In certain circumstances that are more common with real-time, performance sensitive multi-node applications, applications may occasionally suffer noticeable unwanted interruptions or "jitter" that affects the application's stability and predictability.

Some issues may be remedied by having the affected compute nodes execute in "busy mode", during which the node's cw-status-updater service severely reduces the scope of what information it periodically gathers and reports to the node's parent. That service's normal operation may exhibit an infrequent 1-2 second computation stall, which in a cluster with hundreds or thousands of nodes may affect a multi-node real-time application's otherwise rapid periodic sync'ing.
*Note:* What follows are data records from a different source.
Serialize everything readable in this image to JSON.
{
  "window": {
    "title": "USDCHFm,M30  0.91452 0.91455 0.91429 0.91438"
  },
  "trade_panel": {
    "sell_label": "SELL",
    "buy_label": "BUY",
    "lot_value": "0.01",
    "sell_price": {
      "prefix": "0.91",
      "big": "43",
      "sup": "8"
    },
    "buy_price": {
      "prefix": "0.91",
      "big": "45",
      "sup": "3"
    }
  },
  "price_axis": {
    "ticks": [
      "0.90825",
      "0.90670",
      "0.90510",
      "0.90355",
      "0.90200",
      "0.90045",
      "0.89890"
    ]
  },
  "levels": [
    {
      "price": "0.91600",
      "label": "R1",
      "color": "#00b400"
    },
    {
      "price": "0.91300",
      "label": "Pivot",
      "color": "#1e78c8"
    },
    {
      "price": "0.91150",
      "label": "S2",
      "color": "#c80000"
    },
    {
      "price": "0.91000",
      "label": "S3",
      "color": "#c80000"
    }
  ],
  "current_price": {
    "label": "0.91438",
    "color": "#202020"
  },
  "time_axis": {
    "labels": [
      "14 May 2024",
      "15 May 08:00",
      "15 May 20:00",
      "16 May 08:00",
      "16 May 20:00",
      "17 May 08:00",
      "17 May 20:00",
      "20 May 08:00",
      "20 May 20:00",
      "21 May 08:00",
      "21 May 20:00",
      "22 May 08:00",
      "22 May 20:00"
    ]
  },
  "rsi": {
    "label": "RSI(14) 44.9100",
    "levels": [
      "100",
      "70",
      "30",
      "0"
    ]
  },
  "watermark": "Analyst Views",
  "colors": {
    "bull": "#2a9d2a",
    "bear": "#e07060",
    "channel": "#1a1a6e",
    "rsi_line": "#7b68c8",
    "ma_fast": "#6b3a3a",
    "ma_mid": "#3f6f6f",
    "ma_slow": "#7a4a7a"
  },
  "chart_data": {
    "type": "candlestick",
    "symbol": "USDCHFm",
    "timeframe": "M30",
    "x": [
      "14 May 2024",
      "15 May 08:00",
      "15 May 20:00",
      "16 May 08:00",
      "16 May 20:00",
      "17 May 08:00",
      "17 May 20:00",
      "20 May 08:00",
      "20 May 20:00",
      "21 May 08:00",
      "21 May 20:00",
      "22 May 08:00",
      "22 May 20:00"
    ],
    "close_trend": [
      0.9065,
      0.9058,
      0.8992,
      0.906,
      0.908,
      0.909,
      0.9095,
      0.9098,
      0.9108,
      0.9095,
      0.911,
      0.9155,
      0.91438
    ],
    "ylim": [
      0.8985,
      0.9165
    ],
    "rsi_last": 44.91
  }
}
"Busy mode" can be enabled in one of three ways:

  • Set the node's boolean _busy reserved attribute to True with a case-insensitive 1, "on", "y", "yes", "t", or "true". See the _busy attribute in Reserved Attributes for details. Turn off "busy mode" by setting _busy to False with 1, "off", "n", "no", "f", or "false", or by clearing the _busy attribute completely.
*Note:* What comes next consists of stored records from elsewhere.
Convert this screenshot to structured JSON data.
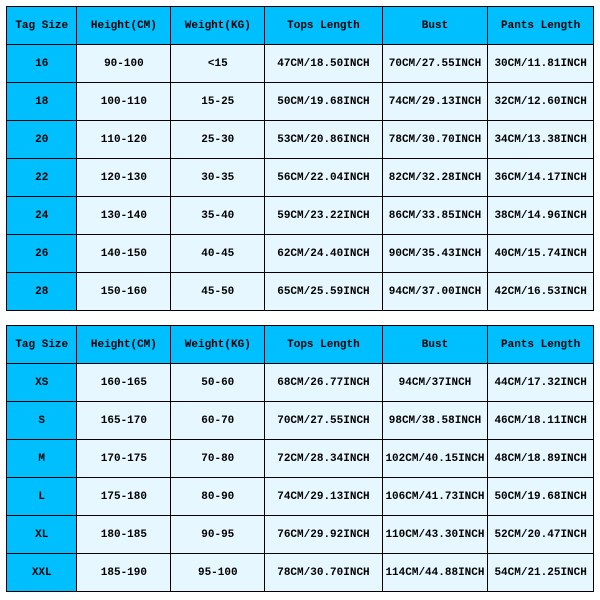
{
  "colors": {
    "header_bg": "#00bfff",
    "tagsize_bg": "#00bfff",
    "cell_bg": "#e6f7ff",
    "border": "#000000",
    "text": "#000000"
  },
  "col_widths_pct": [
    12,
    16,
    16,
    20,
    18,
    18
  ],
  "columns": [
    "Tag Size",
    "Height(CM)",
    "Weight(KG)",
    "Tops Length",
    "Bust",
    "Pants Length"
  ],
  "table1": {
    "rows": [
      [
        "16",
        "90-100",
        "<15",
        "47CM/18.50INCH",
        "70CM/27.55INCH",
        "30CM/11.81INCH"
      ],
      [
        "18",
        "100-110",
        "15-25",
        "50CM/19.68INCH",
        "74CM/29.13INCH",
        "32CM/12.60INCH"
      ],
      [
        "20",
        "110-120",
        "25-30",
        "53CM/20.86INCH",
        "78CM/30.70INCH",
        "34CM/13.38INCH"
      ],
      [
        "22",
        "120-130",
        "30-35",
        "56CM/22.04INCH",
        "82CM/32.28INCH",
        "36CM/14.17INCH"
      ],
      [
        "24",
        "130-140",
        "35-40",
        "59CM/23.22INCH",
        "86CM/33.85INCH",
        "38CM/14.96INCH"
      ],
      [
        "26",
        "140-150",
        "40-45",
        "62CM/24.40INCH",
        "90CM/35.43INCH",
        "40CM/15.74INCH"
      ],
      [
        "28",
        "150-160",
        "45-50",
        "65CM/25.59INCH",
        "94CM/37.00INCH",
        "42CM/16.53INCH"
      ]
    ]
  },
  "table2": {
    "rows": [
      [
        "XS",
        "160-165",
        "50-60",
        "68CM/26.77INCH",
        "94CM/37INCH",
        "44CM/17.32INCH"
      ],
      [
        "S",
        "165-170",
        "60-70",
        "70CM/27.55INCH",
        "98CM/38.58INCH",
        "46CM/18.11INCH"
      ],
      [
        "M",
        "170-175",
        "70-80",
        "72CM/28.34INCH",
        "102CM/40.15INCH",
        "48CM/18.89INCH"
      ],
      [
        "L",
        "175-180",
        "80-90",
        "74CM/29.13INCH",
        "106CM/41.73INCH",
        "50CM/19.68INCH"
      ],
      [
        "XL",
        "180-185",
        "90-95",
        "76CM/29.92INCH",
        "110CM/43.30INCH",
        "52CM/20.47INCH"
      ],
      [
        "XXL",
        "185-190",
        "95-100",
        "78CM/30.70INCH",
        "114CM/44.88INCH",
        "54CM/21.25INCH"
      ]
    ]
  }
}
  • Execute touch /opt/scyld/clusterware-node/etc/busy.flag on the node in a job scheduler prologue to enable and rm that file in an epilogue to disable. This busy.flag method is ignored if the node's _busy attribute is explicitly set to True or False.
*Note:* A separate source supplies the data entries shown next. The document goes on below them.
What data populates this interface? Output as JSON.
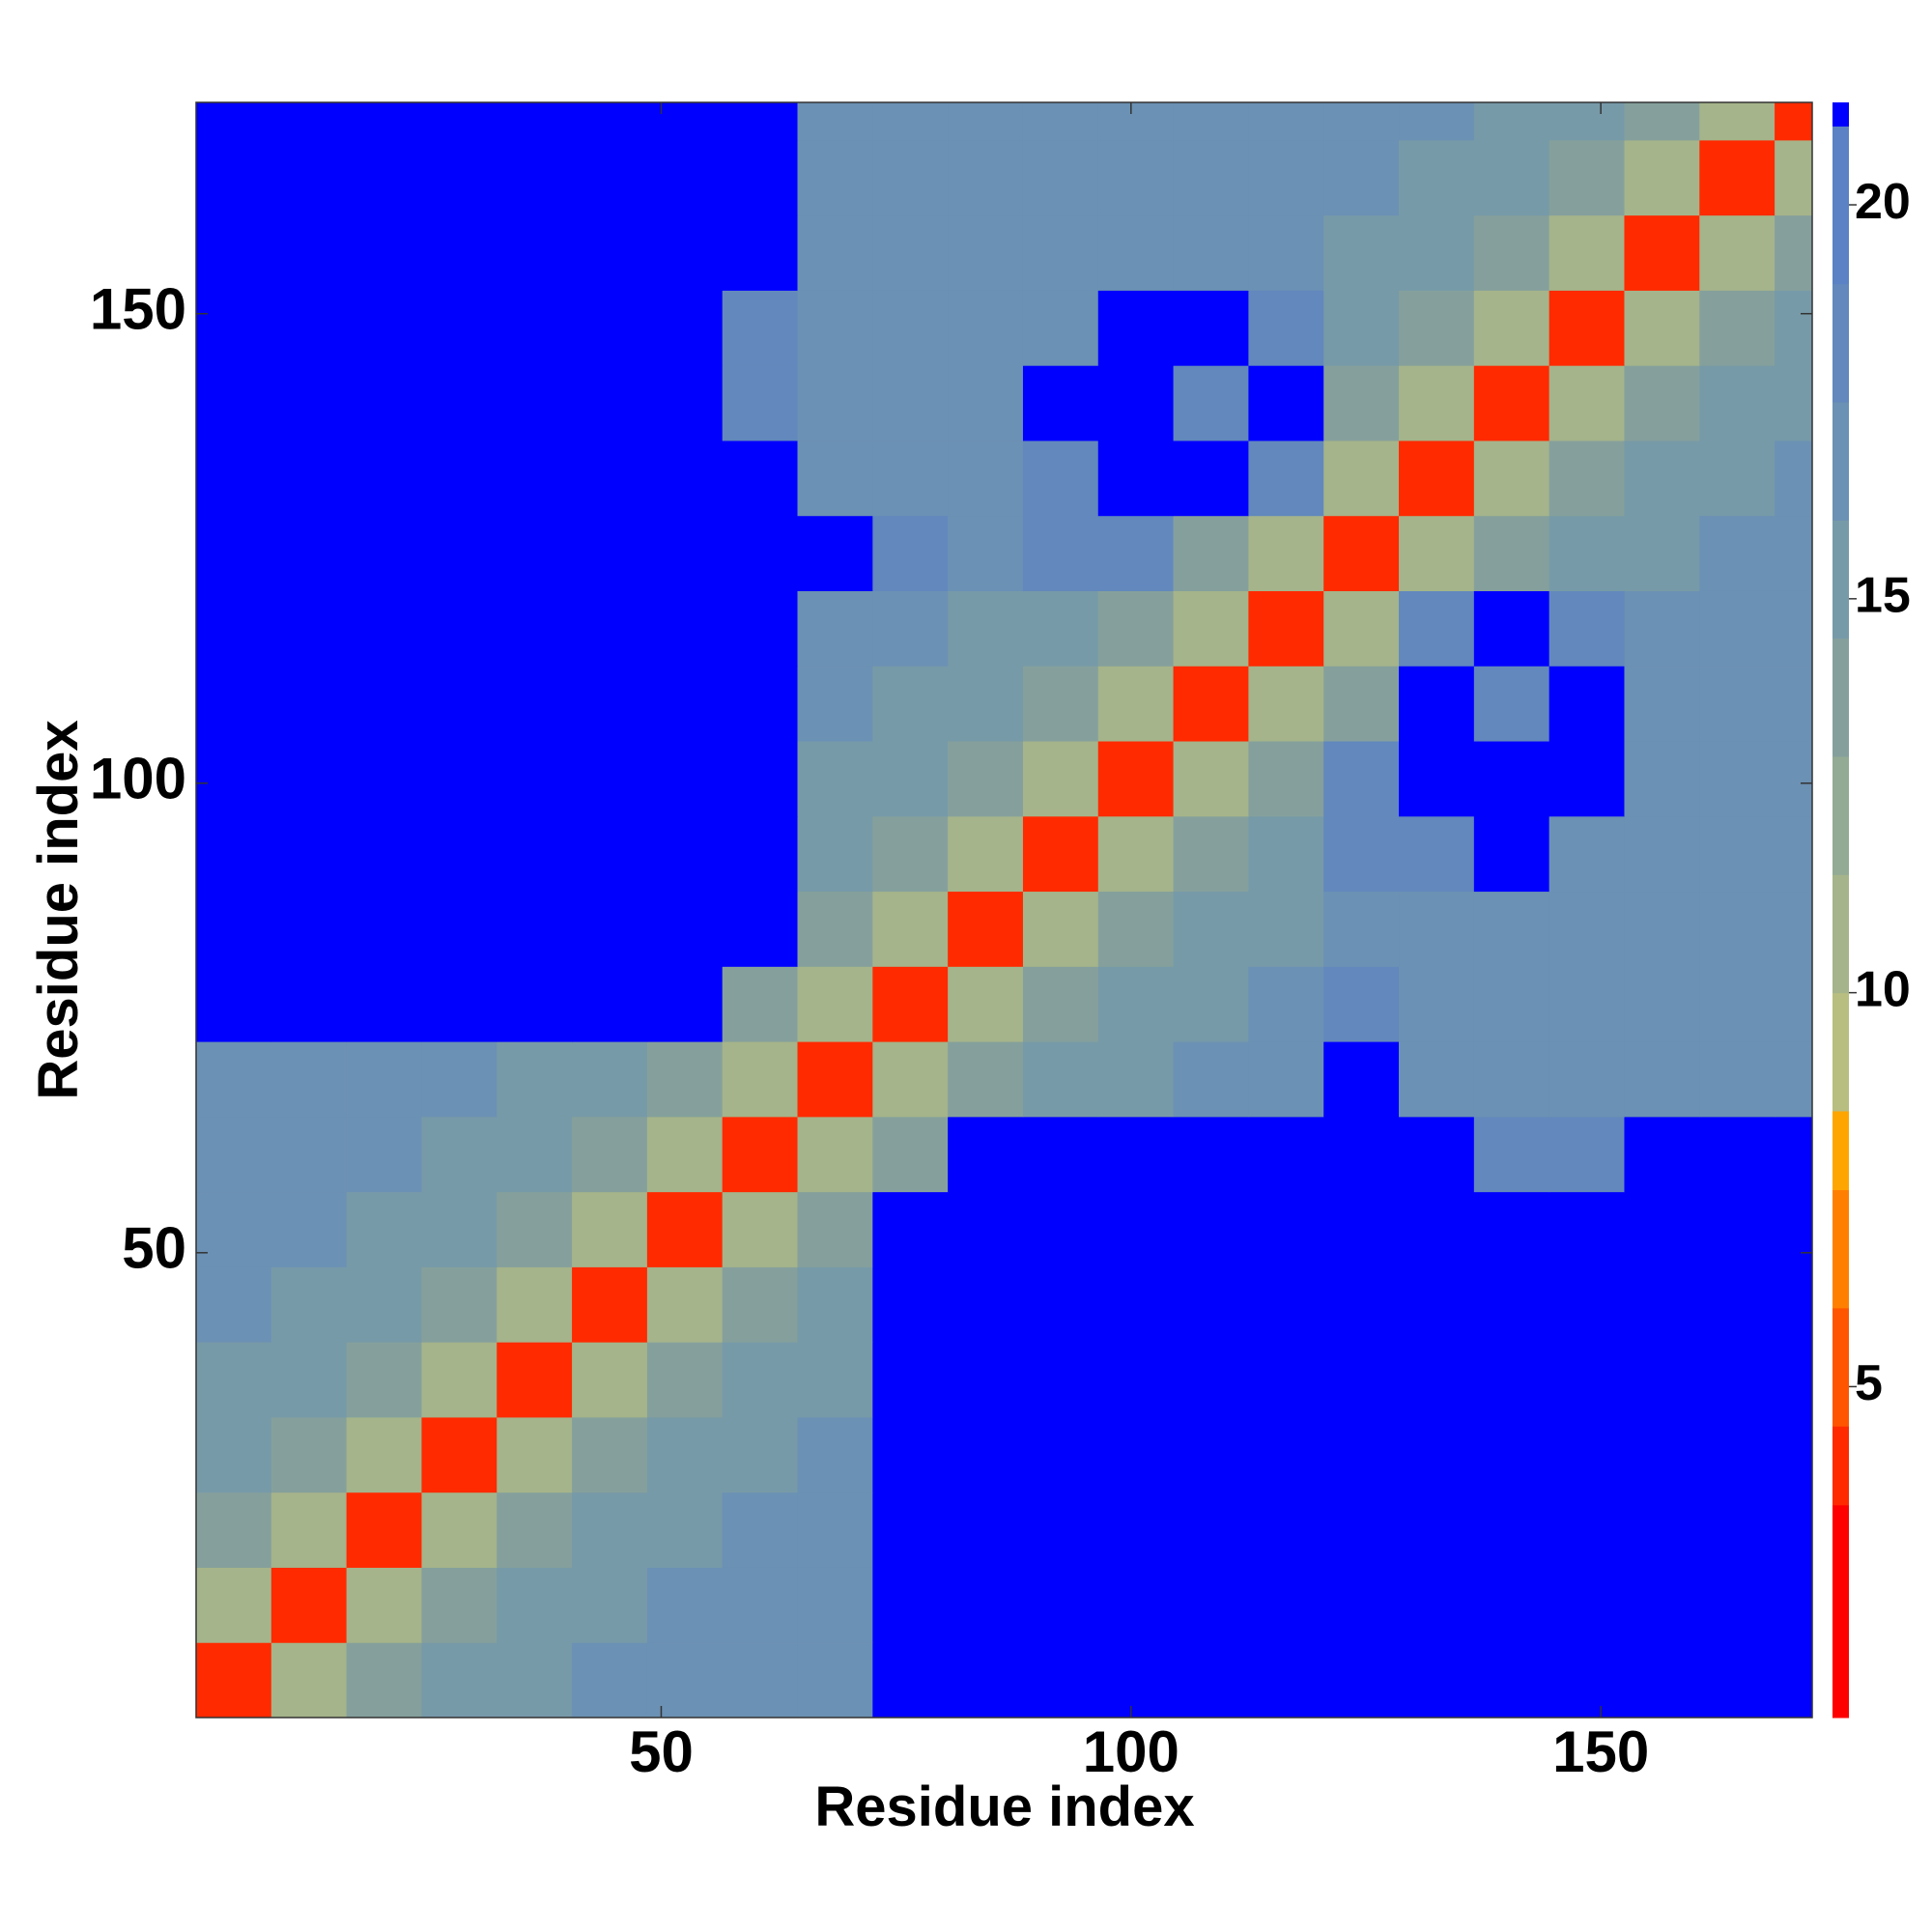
{
  "chart_data": {
    "type": "heatmap",
    "x_label": "Residue index",
    "y_label": "Residue index",
    "bins": [
      0.5,
      8.5,
      16.5,
      24.5,
      32.5,
      40.5,
      48.5,
      56.5,
      64.5,
      72.5,
      80.5,
      88.5,
      96.5,
      104.5,
      112.5,
      120.5,
      128.5,
      136.5,
      144.5,
      152.5,
      160.5,
      168.5,
      172.5
    ],
    "xlim": [
      0.5,
      172.5
    ],
    "ylim": [
      0.5,
      172.5
    ],
    "xticks": [
      50,
      100,
      150
    ],
    "yticks": [
      50,
      100,
      150
    ],
    "z": [
      [
        4,
        10,
        14,
        15,
        15,
        16,
        16,
        17,
        17,
        21,
        21,
        21,
        21,
        21,
        21,
        21,
        21,
        21,
        21,
        21,
        21,
        21
      ],
      [
        10,
        4,
        10,
        14,
        15,
        15,
        16,
        16,
        17,
        21,
        21,
        21,
        21,
        21,
        21,
        21,
        21,
        21,
        21,
        21,
        21,
        21
      ],
      [
        14,
        10,
        4,
        10,
        14,
        15,
        15,
        16,
        16,
        21,
        21,
        21,
        21,
        21,
        21,
        21,
        21,
        21,
        21,
        21,
        21,
        21
      ],
      [
        15,
        14,
        10,
        4,
        10,
        14,
        15,
        15,
        16,
        21,
        21,
        21,
        21,
        21,
        21,
        21,
        21,
        21,
        21,
        21,
        21,
        21
      ],
      [
        15,
        15,
        14,
        10,
        4,
        10,
        14,
        15,
        15,
        21,
        21,
        21,
        21,
        21,
        21,
        21,
        21,
        21,
        21,
        21,
        21,
        21
      ],
      [
        16,
        15,
        15,
        14,
        10,
        4,
        10,
        14,
        15,
        21,
        21,
        21,
        21,
        21,
        21,
        21,
        21,
        21,
        21,
        21,
        21,
        21
      ],
      [
        16,
        16,
        15,
        15,
        14,
        10,
        4,
        10,
        14,
        21,
        21,
        21,
        21,
        21,
        21,
        21,
        21,
        21,
        21,
        21,
        21,
        21
      ],
      [
        17,
        16,
        16,
        15,
        15,
        14,
        10,
        4,
        10,
        14,
        21,
        21,
        21,
        21,
        21,
        21,
        21,
        18,
        18,
        21,
        21,
        21
      ],
      [
        17,
        17,
        16,
        16,
        15,
        15,
        14,
        10,
        4,
        10,
        14,
        15,
        15,
        17,
        17,
        21,
        17,
        17,
        17,
        17,
        17,
        17
      ],
      [
        21,
        21,
        21,
        21,
        21,
        21,
        21,
        14,
        10,
        4,
        10,
        14,
        15,
        15,
        17,
        18,
        17,
        17,
        17,
        17,
        17,
        17
      ],
      [
        21,
        21,
        21,
        21,
        21,
        21,
        21,
        21,
        14,
        10,
        4,
        10,
        14,
        15,
        15,
        17,
        17,
        17,
        17,
        17,
        17,
        17
      ],
      [
        21,
        21,
        21,
        21,
        21,
        21,
        21,
        21,
        15,
        14,
        10,
        4,
        10,
        14,
        15,
        18,
        18,
        21,
        17,
        17,
        17,
        17
      ],
      [
        21,
        21,
        21,
        21,
        21,
        21,
        21,
        21,
        15,
        15,
        14,
        10,
        4,
        10,
        14,
        18,
        21,
        21,
        21,
        17,
        17,
        17
      ],
      [
        21,
        21,
        21,
        21,
        21,
        21,
        21,
        21,
        17,
        15,
        15,
        14,
        10,
        4,
        10,
        14,
        21,
        18,
        21,
        17,
        17,
        17
      ],
      [
        21,
        21,
        21,
        21,
        21,
        21,
        21,
        21,
        17,
        17,
        15,
        15,
        14,
        10,
        4,
        10,
        18,
        21,
        18,
        16,
        16,
        16
      ],
      [
        21,
        21,
        21,
        21,
        21,
        21,
        21,
        21,
        21,
        18,
        17,
        18,
        18,
        14,
        10,
        4,
        10,
        14,
        15,
        15,
        16,
        16
      ],
      [
        21,
        21,
        21,
        21,
        21,
        21,
        21,
        21,
        17,
        17,
        17,
        18,
        21,
        21,
        18,
        10,
        4,
        10,
        14,
        15,
        15,
        16
      ],
      [
        21,
        21,
        21,
        21,
        21,
        21,
        21,
        18,
        17,
        17,
        17,
        21,
        21,
        18,
        21,
        14,
        10,
        4,
        10,
        14,
        15,
        15
      ],
      [
        21,
        21,
        21,
        21,
        21,
        21,
        21,
        18,
        17,
        17,
        17,
        17,
        21,
        21,
        18,
        15,
        14,
        10,
        4,
        10,
        14,
        15
      ],
      [
        21,
        21,
        21,
        21,
        21,
        21,
        21,
        21,
        17,
        17,
        17,
        17,
        17,
        17,
        16,
        15,
        15,
        14,
        10,
        4,
        10,
        14
      ],
      [
        21,
        21,
        21,
        21,
        21,
        21,
        21,
        21,
        17,
        17,
        17,
        17,
        17,
        17,
        16,
        16,
        15,
        15,
        14,
        10,
        4,
        10
      ],
      [
        21,
        21,
        21,
        21,
        21,
        21,
        21,
        21,
        17,
        17,
        17,
        17,
        17,
        17,
        16,
        16,
        16,
        15,
        15,
        14,
        10,
        4
      ]
    ],
    "color_levels": [
      0.8,
      3.5,
      4.5,
      6,
      7.5,
      8.5,
      10,
      11.5,
      13,
      14.5,
      16,
      17.5,
      19,
      21,
      21.3
    ],
    "colors": [
      "#ff0000",
      "#ff2a00",
      "#ff5500",
      "#ff8000",
      "#ffa500",
      "#b8bd80",
      "#a5b48a",
      "#93aa94",
      "#85a09c",
      "#779aa8",
      "#6b91b4",
      "#6288bd",
      "#5a82c4",
      "#0000ff"
    ],
    "colorbar_ticks": [
      5,
      10,
      15,
      20
    ]
  }
}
  • The node's cw-status-updater service may heuristically decide on its own to execute in "busy mode". This method is overridden by the presence of busy.flag or by an explicit _busy attribute setting.

An additional approach is to employ cpusets to execute specific applications on specific node cores in order to minimize contention. See the _status_cpuset attribute in Reserved Attributes for details about how to do this for the cw-status-updater service, and consult your Linux distribution or job scheduler documentation for how to do this for your applications.